I'm trying to construct a Delaunay triangulation for the very specific case where the input x and y coordinates are orthogonal and relatively equidistant.
Given the data size is relatively large (1000x1200 triangulation points) and that the Qhull algorithm doesn't know about my extra orthogonal condition, the triangulation is relatively slow (25 seconds on my machine).
As such, I'd like to manually construct a Delaunay triangulation with each of my known quads subdivided into two triangles. I appreciate that this won't always result in a valid Delaunay triangulation (e.g. when the x and y step are significantly different), but in my case I'm fairly confident that the subdivision approach will produce a good triangulation.
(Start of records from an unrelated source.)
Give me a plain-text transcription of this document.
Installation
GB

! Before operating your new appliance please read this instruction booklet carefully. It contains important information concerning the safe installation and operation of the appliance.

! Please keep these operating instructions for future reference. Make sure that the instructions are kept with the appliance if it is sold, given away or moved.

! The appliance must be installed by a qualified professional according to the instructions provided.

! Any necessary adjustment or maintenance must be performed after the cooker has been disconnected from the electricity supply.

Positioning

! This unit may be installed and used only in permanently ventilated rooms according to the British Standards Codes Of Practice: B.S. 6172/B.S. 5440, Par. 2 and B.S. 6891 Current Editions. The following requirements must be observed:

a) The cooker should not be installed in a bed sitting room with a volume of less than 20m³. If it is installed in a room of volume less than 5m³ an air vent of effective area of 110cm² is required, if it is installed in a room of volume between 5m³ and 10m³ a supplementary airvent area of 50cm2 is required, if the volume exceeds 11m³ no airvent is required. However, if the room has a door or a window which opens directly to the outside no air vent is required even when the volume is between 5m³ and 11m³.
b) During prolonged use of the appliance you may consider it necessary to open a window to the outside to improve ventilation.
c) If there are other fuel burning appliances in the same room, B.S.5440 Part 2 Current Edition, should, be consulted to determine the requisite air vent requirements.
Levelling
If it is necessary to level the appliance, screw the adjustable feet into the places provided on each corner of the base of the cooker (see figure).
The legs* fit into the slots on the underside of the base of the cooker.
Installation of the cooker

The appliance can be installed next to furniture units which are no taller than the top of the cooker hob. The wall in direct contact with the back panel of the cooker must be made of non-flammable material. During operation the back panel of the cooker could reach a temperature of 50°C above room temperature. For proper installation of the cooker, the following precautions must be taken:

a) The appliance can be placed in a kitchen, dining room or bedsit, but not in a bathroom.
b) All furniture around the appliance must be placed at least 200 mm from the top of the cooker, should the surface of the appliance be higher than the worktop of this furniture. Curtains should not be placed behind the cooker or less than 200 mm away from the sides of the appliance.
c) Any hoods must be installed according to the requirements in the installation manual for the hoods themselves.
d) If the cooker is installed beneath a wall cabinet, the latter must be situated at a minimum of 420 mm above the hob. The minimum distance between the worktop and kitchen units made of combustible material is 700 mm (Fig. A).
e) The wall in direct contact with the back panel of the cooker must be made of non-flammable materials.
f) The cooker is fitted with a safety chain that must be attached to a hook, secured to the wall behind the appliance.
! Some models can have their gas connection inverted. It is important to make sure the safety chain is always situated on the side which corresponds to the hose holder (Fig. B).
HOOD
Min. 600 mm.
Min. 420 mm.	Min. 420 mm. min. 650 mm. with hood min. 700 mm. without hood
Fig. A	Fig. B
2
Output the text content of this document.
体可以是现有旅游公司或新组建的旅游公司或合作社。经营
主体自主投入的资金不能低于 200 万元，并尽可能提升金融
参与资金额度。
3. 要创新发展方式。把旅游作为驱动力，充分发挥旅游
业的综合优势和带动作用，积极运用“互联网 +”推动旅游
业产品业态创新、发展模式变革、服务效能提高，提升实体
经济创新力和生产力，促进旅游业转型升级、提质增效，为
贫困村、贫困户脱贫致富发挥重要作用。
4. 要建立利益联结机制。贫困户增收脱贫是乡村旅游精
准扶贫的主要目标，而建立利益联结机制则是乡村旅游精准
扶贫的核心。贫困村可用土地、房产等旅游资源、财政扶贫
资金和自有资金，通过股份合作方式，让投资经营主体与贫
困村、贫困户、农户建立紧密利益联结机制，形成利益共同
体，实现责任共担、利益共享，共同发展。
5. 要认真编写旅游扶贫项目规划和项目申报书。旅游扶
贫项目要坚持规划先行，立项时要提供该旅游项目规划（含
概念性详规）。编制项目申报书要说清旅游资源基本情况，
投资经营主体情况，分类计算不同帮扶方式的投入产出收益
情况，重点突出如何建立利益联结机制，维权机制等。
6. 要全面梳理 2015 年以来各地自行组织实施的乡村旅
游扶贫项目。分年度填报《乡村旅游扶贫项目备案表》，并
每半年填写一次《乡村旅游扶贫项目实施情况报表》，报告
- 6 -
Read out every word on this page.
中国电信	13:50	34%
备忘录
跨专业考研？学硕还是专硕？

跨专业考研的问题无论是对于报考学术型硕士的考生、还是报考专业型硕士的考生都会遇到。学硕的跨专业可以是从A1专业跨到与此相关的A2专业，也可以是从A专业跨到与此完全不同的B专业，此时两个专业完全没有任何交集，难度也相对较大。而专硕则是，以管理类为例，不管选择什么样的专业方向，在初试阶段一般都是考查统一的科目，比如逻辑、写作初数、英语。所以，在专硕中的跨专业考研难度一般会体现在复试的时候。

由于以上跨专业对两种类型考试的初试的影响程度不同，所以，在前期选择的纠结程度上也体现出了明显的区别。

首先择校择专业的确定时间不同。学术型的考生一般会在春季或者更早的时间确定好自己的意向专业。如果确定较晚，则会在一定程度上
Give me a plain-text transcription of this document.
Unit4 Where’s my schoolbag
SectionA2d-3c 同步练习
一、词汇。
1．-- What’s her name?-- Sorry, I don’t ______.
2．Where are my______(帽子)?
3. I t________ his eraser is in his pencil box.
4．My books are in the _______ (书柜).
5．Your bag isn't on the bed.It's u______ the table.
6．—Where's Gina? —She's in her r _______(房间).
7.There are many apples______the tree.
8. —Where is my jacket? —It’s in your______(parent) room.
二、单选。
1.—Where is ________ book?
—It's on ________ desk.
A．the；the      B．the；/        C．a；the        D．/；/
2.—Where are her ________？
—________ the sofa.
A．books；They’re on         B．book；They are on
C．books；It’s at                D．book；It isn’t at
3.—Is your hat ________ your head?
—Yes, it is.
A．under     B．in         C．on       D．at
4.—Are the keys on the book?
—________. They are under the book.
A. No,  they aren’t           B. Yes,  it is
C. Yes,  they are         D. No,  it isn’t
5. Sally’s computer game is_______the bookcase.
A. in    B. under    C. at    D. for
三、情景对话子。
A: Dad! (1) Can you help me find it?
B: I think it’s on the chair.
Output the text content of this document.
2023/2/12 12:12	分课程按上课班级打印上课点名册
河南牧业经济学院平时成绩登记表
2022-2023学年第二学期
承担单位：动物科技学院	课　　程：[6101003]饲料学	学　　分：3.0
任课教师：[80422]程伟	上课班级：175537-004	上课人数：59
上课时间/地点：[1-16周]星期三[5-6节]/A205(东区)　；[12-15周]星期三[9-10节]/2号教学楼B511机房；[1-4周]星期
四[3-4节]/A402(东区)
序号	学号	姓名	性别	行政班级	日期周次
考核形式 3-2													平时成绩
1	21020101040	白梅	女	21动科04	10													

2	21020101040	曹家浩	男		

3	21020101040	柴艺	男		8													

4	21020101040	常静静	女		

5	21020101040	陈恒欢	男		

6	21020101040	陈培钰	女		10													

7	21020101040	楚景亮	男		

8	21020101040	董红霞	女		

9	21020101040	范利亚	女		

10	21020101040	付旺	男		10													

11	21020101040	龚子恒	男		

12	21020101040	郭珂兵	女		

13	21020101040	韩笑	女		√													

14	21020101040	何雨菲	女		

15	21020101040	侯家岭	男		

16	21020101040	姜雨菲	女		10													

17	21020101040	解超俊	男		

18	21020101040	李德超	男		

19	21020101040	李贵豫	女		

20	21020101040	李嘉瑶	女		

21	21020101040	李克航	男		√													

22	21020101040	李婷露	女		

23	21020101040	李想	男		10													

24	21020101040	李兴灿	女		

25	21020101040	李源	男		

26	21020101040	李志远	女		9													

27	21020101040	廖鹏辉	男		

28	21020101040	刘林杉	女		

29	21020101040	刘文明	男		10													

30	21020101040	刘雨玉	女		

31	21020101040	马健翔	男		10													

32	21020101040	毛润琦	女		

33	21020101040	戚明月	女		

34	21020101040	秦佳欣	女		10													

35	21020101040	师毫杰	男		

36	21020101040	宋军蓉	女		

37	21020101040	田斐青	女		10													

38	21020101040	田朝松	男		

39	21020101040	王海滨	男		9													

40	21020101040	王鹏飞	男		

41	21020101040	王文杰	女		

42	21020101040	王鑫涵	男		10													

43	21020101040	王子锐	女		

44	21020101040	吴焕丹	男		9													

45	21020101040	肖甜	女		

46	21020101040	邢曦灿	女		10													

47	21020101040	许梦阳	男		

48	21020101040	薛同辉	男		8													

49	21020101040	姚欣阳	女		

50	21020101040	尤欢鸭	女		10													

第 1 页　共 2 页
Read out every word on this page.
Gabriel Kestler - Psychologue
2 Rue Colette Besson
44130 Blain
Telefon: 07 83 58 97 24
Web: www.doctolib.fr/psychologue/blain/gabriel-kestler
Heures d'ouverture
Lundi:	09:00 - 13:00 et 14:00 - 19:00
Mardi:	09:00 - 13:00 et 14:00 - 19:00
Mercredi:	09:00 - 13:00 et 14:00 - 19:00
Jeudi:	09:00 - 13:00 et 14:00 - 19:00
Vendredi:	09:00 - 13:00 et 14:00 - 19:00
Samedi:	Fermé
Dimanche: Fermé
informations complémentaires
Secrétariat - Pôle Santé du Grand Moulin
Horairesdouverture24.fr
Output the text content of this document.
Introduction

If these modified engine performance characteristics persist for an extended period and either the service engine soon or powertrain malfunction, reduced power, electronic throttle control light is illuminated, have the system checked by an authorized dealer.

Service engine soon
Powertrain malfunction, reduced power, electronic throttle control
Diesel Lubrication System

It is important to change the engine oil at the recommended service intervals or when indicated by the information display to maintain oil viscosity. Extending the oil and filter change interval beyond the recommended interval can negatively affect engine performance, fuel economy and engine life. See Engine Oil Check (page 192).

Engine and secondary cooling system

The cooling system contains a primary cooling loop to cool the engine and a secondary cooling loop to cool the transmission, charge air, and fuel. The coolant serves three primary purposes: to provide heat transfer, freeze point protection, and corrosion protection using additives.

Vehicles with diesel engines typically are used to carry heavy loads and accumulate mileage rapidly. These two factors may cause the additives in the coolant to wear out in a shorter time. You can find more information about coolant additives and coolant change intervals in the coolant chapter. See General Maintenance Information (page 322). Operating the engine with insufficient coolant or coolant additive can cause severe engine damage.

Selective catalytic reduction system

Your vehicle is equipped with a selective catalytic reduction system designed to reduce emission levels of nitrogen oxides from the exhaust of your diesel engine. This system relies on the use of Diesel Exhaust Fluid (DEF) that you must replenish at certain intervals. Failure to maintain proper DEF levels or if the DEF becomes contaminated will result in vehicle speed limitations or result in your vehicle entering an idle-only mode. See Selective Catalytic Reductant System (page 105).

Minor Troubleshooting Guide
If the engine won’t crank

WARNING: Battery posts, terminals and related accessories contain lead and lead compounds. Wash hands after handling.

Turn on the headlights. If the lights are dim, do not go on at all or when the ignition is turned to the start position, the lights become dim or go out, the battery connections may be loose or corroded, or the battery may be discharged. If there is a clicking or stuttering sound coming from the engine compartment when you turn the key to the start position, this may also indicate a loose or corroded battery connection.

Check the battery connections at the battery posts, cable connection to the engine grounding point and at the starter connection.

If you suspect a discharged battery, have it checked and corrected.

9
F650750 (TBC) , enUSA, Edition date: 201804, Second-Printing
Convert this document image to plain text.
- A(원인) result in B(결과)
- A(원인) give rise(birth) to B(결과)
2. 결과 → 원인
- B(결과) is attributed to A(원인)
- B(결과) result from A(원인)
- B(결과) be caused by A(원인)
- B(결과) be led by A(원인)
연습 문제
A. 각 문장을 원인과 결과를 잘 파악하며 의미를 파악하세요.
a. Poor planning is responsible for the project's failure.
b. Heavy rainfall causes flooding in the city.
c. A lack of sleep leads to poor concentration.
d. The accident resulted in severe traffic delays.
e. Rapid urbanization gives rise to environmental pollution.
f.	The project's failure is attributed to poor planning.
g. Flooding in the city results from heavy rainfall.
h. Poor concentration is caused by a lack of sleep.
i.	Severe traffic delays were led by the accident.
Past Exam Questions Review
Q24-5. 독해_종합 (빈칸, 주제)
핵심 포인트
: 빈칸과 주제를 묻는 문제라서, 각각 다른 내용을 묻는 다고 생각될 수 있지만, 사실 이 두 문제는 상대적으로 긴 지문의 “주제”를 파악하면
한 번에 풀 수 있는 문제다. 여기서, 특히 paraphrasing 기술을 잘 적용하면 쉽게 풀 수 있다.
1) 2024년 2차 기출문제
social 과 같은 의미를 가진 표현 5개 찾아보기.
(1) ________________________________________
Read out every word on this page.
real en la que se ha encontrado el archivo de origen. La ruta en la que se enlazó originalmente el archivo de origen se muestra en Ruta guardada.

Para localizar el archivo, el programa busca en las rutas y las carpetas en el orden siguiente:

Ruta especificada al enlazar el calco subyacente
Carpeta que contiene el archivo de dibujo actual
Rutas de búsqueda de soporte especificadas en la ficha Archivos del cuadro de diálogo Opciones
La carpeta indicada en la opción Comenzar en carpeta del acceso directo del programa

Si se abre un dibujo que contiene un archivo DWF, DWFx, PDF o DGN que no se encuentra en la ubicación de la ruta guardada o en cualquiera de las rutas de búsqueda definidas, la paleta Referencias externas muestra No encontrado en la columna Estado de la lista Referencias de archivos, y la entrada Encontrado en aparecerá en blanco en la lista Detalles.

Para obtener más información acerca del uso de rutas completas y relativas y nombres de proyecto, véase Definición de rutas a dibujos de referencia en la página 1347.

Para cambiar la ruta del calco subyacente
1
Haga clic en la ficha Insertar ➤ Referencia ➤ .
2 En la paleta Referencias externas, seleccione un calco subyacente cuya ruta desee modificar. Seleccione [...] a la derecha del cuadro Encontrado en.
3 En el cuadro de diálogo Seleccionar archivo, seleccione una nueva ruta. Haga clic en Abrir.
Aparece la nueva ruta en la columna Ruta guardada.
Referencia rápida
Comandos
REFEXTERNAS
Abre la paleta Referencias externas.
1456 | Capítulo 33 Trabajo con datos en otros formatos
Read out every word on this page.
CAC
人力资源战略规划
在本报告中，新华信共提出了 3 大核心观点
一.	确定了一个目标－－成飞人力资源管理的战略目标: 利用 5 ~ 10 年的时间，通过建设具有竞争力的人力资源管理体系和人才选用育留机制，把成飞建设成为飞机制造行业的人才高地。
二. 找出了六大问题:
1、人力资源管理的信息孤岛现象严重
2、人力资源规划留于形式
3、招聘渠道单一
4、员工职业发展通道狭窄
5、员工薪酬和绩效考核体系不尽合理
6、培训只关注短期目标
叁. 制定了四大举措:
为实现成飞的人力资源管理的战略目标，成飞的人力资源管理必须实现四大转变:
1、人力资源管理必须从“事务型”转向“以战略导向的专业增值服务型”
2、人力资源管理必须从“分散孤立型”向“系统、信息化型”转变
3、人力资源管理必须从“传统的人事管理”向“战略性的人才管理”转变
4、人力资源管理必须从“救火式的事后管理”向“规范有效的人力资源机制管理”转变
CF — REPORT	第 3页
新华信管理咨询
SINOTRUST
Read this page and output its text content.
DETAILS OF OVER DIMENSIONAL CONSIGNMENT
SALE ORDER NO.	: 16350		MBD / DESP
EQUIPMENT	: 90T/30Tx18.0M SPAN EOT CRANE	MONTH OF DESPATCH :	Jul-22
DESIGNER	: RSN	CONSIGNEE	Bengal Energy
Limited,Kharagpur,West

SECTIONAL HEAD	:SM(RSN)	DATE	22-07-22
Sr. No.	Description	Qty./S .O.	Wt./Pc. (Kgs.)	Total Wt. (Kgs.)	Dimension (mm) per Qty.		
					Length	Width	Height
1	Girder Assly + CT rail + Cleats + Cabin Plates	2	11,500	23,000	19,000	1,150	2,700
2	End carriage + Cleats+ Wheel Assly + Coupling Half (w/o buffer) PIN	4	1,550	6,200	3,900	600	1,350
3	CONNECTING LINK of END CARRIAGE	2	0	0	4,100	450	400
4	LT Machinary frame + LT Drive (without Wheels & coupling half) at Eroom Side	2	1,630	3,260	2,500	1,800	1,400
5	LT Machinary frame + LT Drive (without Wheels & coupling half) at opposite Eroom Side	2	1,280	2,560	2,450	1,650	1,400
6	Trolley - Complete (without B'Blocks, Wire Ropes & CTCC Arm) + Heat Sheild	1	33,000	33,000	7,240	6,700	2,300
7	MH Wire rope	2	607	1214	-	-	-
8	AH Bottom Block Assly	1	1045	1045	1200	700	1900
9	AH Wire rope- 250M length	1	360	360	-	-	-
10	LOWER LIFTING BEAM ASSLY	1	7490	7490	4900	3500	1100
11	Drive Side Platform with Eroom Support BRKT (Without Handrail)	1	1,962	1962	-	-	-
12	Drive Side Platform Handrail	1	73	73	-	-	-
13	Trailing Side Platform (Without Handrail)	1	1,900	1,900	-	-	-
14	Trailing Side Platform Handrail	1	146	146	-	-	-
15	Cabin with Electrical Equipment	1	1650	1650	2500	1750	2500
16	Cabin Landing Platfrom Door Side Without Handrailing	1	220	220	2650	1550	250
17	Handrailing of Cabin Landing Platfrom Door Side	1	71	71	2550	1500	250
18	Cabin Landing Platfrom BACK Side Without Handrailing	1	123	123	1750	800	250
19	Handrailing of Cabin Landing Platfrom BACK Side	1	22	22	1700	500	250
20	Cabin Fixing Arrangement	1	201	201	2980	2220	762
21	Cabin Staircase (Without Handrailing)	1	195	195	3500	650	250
In the following plot, I have labelled each of the triangles with an index, the initial vertex and vertex definition direction:
In this case I have and x and y coordinates of [-1, 1.33, 3.67, 6]
and [2, 4.5, 7, 9.5, 12]
respectively.
I'm currently using the SciPy wrappers to Qhull, and have been able to construct vertices and appropriate neighbor information, but am having difficulty defining the equations
attribute (as briefly mentioned at http://docs.scipy.org/doc/scipy-dev/reference/generated/scipy.spatial.ConvexHull.html).
Essentially, I believe these values are parameters of each triangle's normal to the paraboloid defined by the paraboloid_scale
and paraboloid_shift
attributes, but cannot come up with the magic numbers suitable for interpretation by Qhull. There should be n_dimensions + 1
values per vertex and there is code in SciPy which computes the distance of each vertex from a given point:
dist = d.equations[isimplex*(d.ndim+2) + d.ndim+1]
for k in xrange(d.ndim+1):
dist += d.equations[isimplex*(d.ndim+2) + k] * point[k]
So my questions are:
- Have I interpreted the
equation
attribute correctly? - Is there a tool out there already which does this for me?
- Can I compute the
equation
parameter values given my orthogonal and mostly-equidistant case without going through Qhull?